Symplectic invariants for parabolic orbits and cusp singularities of integrable systems with two degrees of freedom
Alexey Bolsinov, Lorenzo Guglielmi, Elena Kudryavtseva
TL;DR
The paper develops a symplectic-invariant framework for parabolic orbits and cuspidal tori in integrable Hamiltonian systems with two degrees of freedom. It first establishes a canonical parabolic model $H = \pm(x^2 + y^3 + b(\lambda) y + a(\lambda))$, $F = \lambda$, and then analyzes the symplectic structure near a parabolic orbit via a tubular $(x,y,\lambda,\varphi)$-description, reducing to a $1$-degree-of-freedom problem on each $\lambda$-slice.

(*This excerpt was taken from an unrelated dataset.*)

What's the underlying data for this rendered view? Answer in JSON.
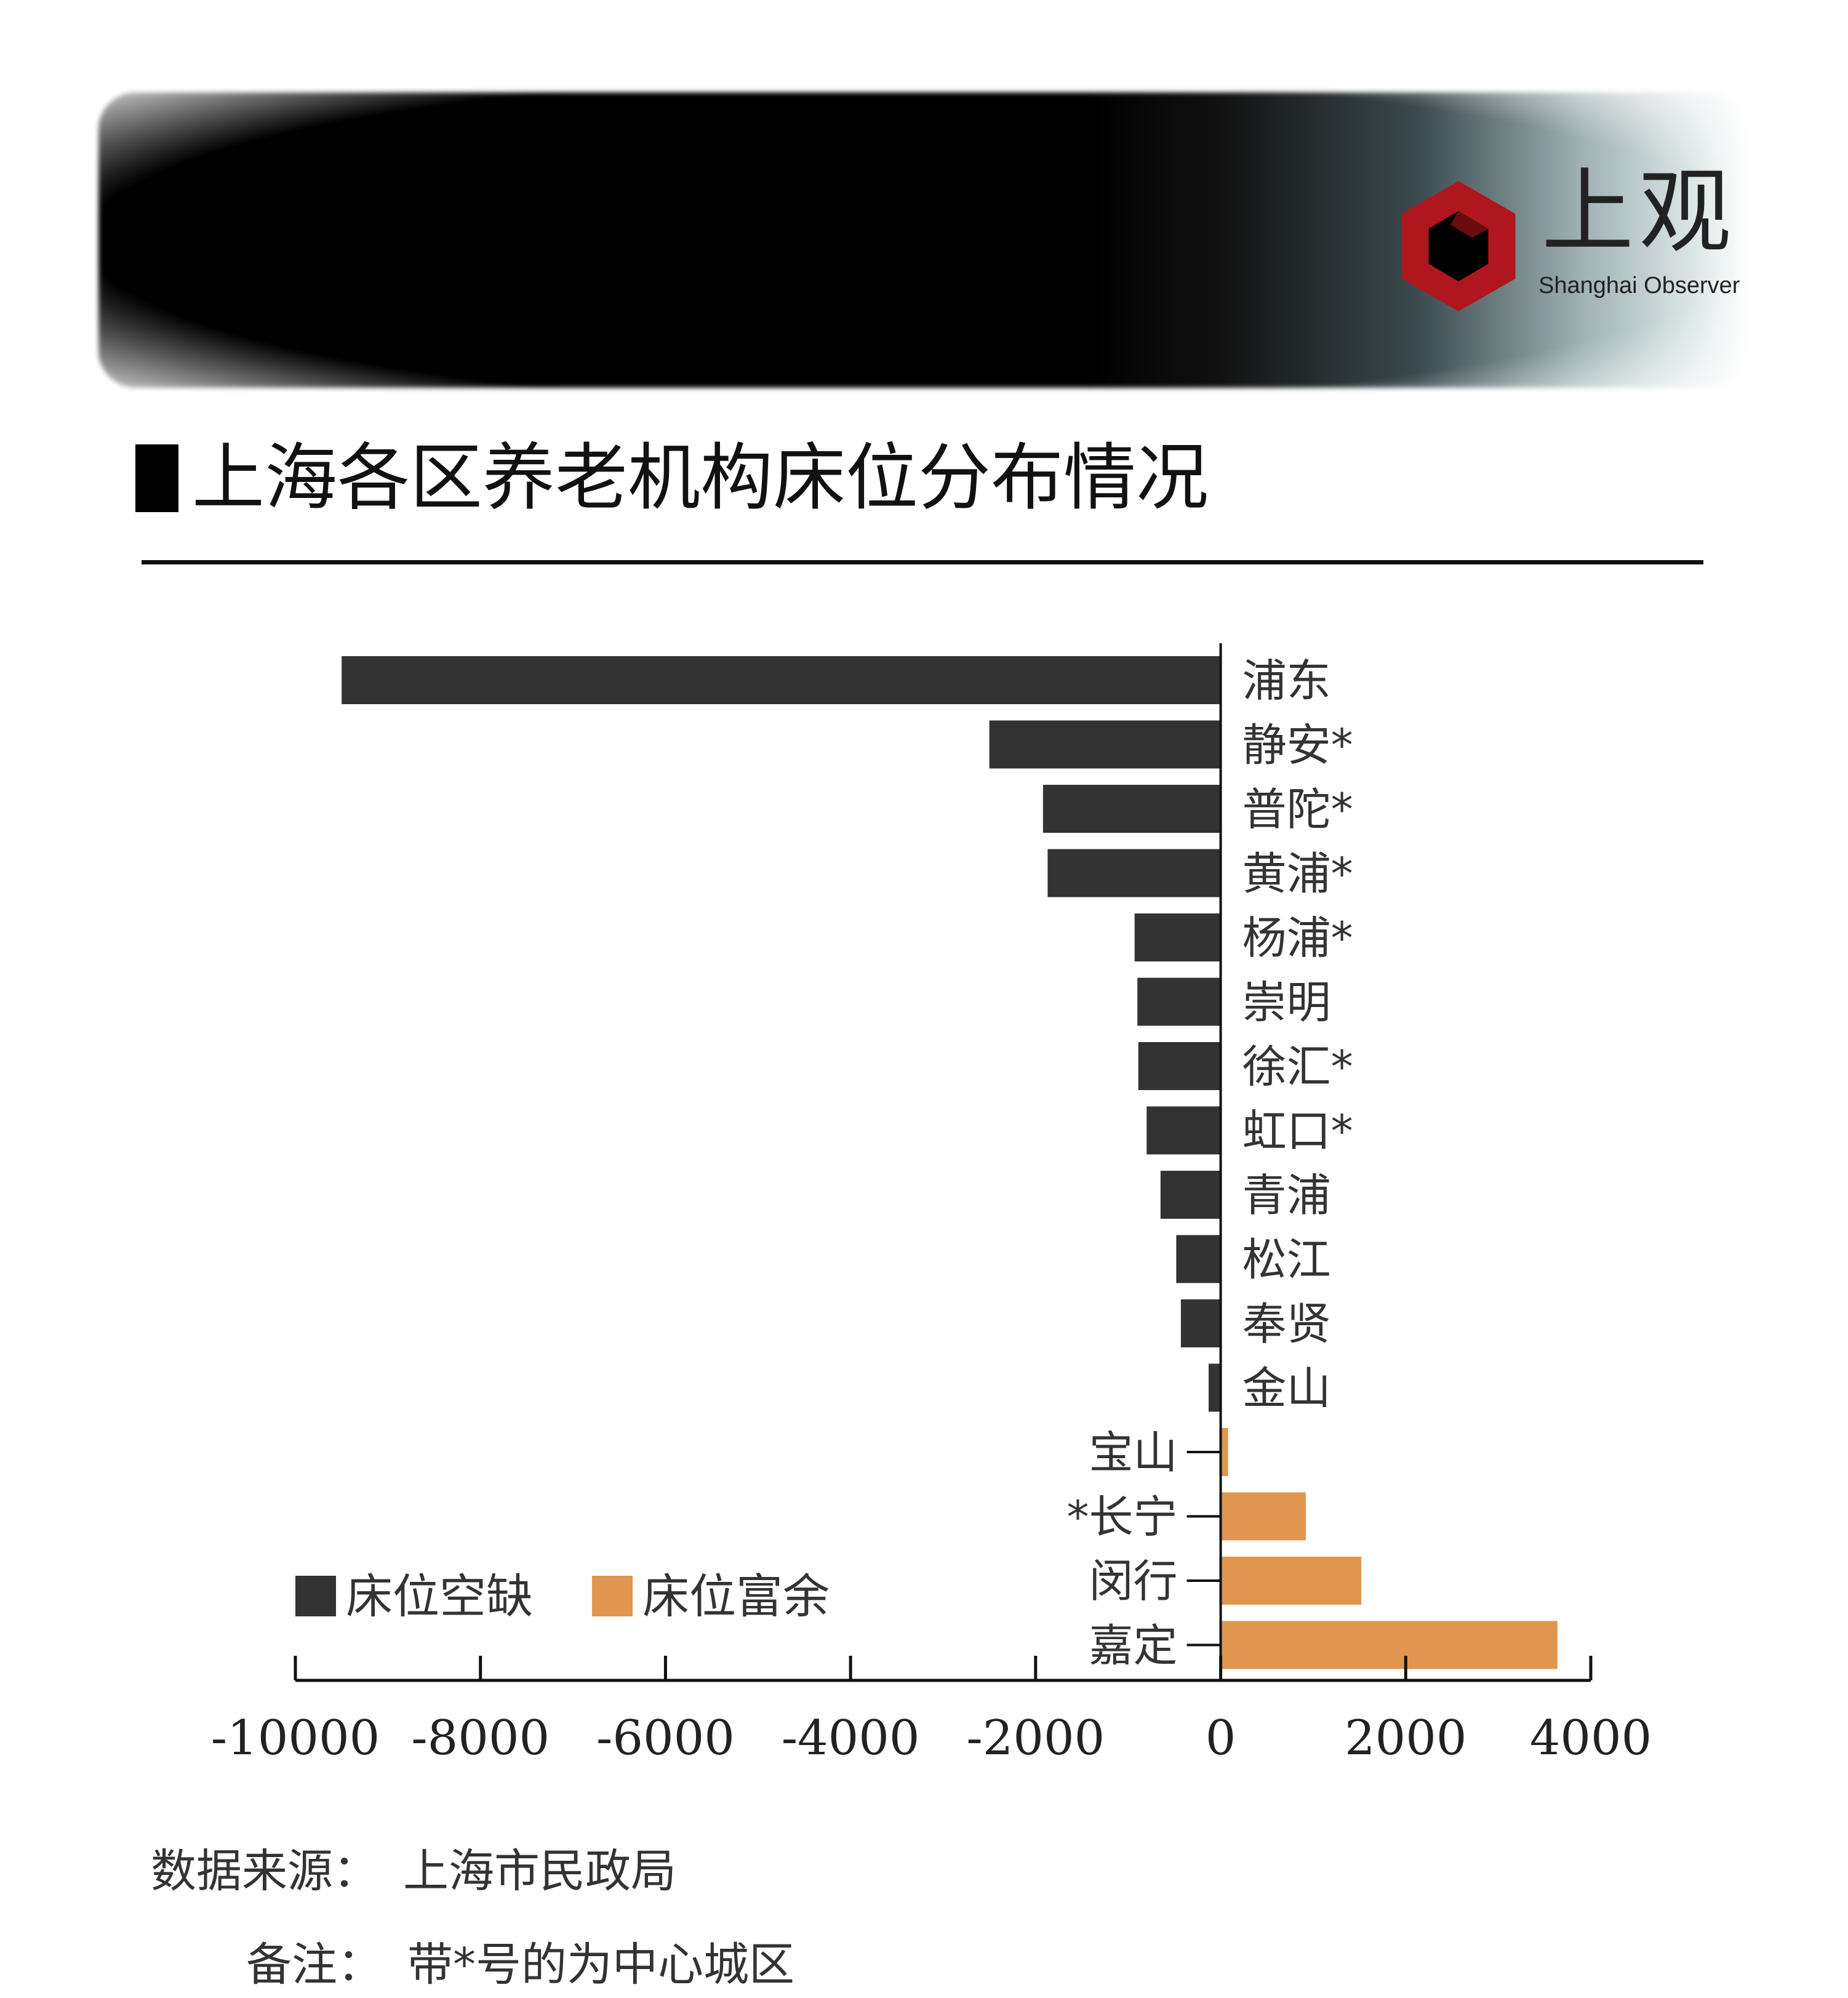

It derives intrinsic invariants from action variables (and associated period data) that classify parabolic singularities, both in the single-parameter and parametric contexts, and extends these ideas to semi-local invariants of cuspidal tori: two fibrations with matching cusp bifurcation diagrams and identical action data are fiberwise symplectomorphic. The results rely on complexification, versal deformation arguments, and a careful analysis of period mappings, yielding necessary and sufficient conditions for local and semi-local symplectic equivalence and highlighting the canonical affine structure of the base as the fundamental semi-local invariant. Overall, the work provides a systematic, invariant-based approach to degenerate singularities in low-dimensional integrable systems with potential generalization to more degrees of freedom.
Abstract
We discuss normal forms and symplectic invariants of parabolic orbits and cuspidal tori in integrable Hamiltonian systems with two degrees of freedom. Such singularities appear in many integrable systems in geometry and mathematical physics and can be considered as the simplest example of degenerate singularities. We also suggest some new techniques which apparently can be used for studying symplectic invariants of degenerate singularities of more general type.